Frage

I have UserControl, named thisUserControl, it has two controls as shown in the following XAML code:

<UserControl
    ...
    x:Name="thisUserControl">
    <StackPanel x:Name="LayoutRoot">
        <Button x:Name="btnChangeString" Content="Change String" Click="btnChangeString_Click" />
        <TextBlock Text="{Binding Path=StringProperty, ElementName=thisUserControl}" />
    </StackPanel>
</UserControl>

BTW, I don't know why I have to set a name for UserControl so that I could use it for Binding in ElementName=thisUserControl. (I thought it should be this by default if ElementName is not provided)

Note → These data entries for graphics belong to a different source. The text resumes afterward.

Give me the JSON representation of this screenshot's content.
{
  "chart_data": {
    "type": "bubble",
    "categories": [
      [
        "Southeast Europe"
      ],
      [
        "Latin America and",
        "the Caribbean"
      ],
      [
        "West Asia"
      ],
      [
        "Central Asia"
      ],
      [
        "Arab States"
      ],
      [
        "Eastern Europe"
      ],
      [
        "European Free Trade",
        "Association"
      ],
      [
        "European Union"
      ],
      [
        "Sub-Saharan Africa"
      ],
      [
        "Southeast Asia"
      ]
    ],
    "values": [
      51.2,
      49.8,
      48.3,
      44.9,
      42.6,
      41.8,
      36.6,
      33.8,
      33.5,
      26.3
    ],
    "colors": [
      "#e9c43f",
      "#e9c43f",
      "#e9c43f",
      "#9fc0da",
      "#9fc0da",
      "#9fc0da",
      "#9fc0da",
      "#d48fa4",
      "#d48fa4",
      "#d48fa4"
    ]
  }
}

I also defined the customer property for this UserControl, with some other code:

private string sp = "A String Here";
[Bindable(true)]
public string StringProperty
{
    get { return sp; }
    set { sp = value; }
}

private void btnChangeString_Click(object sender, RoutedEventArgs e)
{
    StringProperty = "Something Else";
}

When I compile and run it, click the "Change String" button, nothing happens.

It seems the Bindable(true) not working at all. What does this Bindable(true) mean?

Is there an easy way to make a Custom Property bindable? Let this UserControl inherit INotifyPropertyChanged? or use DependencyProperty?

War es hilfreich?

Lösung

Bindable(true) is a way for you to tell a GUI designer that a property supports two-way binding. However, to actually implement two-way binding, you have to implement INotifyPropertyChanged for that property.

Also, if ElementName is not provided in a binding, the default is to bind to DataContext.